Le pâté, le saucisson, le jambon et les saucisses figurent parmi les mets les plus appréciés des Français. Cependant, leur teneur élevée en graisses saturées peut considérablement augmenter le taux de mauvais cholestérol dans le sang. Comment gérer sa consommation pour éviter ces risques ? Voici les réponses.
Le premier réflexe face à un cholestérol élevé doit être une attention particulière à votre alimentation. Choisir des aliments adaptés peut non seulement abaisser un taux de cholestérol excessif, mais aussi maintenir un niveau sain.
Un excès de mauvais cholestérol (LDL) provient souvent d'une surconsommation de graisses ou d'une capacité d'élimination altérée par le foie. Cette accumulation de graisses peut entraîner des dépôts sur les parois des artères, augmentant le risque de maladies cardiovasculaires.
Rillettes et pâté : les plus dangereux pour le cholestérol
Selon le Dr Laurent Chevallier, médecin nutritionniste, « la plupart des charcuteries devraient être évitées, surtout pour ceux qui souffrent d'un taux élevé de cholestérol. Les rillettes et le pâté se distinguent par leur excessive richesse en acides gras saturés. »

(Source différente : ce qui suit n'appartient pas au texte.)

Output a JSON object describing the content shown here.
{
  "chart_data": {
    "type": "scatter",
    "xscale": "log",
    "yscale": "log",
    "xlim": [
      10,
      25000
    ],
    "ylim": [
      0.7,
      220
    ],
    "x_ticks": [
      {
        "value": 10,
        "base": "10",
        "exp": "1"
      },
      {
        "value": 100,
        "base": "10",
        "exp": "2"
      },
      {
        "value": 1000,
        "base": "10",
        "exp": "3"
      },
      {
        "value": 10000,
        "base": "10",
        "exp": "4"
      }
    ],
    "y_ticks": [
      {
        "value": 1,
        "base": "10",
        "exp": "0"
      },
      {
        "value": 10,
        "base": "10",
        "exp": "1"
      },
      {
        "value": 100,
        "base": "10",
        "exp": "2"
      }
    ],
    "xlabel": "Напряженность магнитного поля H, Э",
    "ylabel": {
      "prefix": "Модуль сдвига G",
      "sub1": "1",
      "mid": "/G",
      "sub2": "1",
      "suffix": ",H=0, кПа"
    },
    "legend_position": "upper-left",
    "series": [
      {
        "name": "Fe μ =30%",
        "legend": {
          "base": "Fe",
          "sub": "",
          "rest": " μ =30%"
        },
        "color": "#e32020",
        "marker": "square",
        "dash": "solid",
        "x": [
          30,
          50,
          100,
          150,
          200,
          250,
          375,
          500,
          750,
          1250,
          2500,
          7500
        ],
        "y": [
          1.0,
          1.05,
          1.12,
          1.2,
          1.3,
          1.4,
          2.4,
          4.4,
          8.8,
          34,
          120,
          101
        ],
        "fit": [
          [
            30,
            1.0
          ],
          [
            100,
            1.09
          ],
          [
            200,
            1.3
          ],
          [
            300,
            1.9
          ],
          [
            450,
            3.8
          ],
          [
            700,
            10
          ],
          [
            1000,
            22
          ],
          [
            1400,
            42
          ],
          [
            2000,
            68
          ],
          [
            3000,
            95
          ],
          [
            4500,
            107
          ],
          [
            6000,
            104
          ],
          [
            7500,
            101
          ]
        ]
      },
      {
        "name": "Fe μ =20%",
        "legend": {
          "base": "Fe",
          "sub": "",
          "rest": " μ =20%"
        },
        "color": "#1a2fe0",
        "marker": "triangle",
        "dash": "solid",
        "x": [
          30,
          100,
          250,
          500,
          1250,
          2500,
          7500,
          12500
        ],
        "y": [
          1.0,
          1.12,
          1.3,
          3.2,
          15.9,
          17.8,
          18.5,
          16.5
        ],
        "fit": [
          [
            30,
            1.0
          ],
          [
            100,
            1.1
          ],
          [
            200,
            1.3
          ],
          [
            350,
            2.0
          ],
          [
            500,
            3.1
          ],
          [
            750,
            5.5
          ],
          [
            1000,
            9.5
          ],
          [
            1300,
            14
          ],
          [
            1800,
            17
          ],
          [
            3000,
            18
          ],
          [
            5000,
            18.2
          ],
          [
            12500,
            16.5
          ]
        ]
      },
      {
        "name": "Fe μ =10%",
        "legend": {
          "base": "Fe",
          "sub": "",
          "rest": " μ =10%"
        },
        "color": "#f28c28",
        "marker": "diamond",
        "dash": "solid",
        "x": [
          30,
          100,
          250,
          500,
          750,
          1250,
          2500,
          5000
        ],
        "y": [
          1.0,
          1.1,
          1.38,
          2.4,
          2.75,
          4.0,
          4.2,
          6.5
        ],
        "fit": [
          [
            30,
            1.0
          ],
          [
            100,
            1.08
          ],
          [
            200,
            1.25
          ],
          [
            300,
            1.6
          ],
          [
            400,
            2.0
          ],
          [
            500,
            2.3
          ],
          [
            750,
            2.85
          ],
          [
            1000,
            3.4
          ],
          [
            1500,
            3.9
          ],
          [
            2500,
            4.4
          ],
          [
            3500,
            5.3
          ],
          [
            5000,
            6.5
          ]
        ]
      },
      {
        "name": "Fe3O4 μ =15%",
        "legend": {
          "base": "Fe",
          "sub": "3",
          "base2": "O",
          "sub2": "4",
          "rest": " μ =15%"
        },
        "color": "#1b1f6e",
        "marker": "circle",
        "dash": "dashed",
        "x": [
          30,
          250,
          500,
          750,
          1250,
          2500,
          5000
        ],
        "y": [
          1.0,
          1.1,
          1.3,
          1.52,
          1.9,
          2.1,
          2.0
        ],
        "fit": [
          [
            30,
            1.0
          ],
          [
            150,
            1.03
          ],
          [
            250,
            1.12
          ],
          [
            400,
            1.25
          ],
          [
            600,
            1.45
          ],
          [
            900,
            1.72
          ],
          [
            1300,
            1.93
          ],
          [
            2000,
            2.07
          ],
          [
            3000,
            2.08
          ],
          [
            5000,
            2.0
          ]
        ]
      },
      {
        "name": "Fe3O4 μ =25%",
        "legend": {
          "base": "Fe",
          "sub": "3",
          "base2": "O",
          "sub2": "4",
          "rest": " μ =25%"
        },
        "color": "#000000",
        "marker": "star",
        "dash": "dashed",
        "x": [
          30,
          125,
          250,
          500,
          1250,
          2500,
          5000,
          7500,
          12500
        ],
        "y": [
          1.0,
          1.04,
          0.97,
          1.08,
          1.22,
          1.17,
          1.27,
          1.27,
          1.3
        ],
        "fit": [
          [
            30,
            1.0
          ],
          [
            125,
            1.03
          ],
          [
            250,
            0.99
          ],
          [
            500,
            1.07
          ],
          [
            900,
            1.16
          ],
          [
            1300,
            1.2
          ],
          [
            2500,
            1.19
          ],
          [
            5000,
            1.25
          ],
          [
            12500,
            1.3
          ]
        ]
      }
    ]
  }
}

Par exemple, le saucisson contient environ 60 mg d'acides gras saturés pour 100 g, tandis que le saucisson sec en affiche plus de 90 mg.
Concernant le jambon, plusieurs facteurs entrent en jeu. « Selon qu'il soit dégraissé ou dépecé, le jambon peut devenir moins gras. En revanche, il est important d’être vigilant face aux jambons industriels qui pourraient contenir des nitrites » précise le médecin. Les variantes dégraissées, comme la langue en gelée, sont des alternatives intéressantes à considérer.
Il est primordial de se méfier des jambons grasses tout en optant pour des jambons crus dégraissés et sans couenne en remplacement. L’ANSES (Agence Nationale de Sécurité Sanitaire de l'Alimentation, de l'Environnement et du Travail) et le programme national nutrition santé recommandent des seuils à respecter.
Limitation recommandée à 150 g par semaine
Pour maîtriser son cholestérol, il est conseillé de ne pas dépasser 150 g de charcuteries par semaine. Cette recommandation inclut saucisses, lardons, bacon et viandes en conserve. En général, cette quantité correspond à trois tranches de jambon blanc ou de volaille. Pour une alimentation équilibrée, privilégiez les alternatives comme les œufs, le poisson, les légumineuses ou les féculents, qui sont beaucoup moins riches en graisses saturées.
Merci au Dr Laurent Chevallier pour ses précieuses conseils nutritionnels.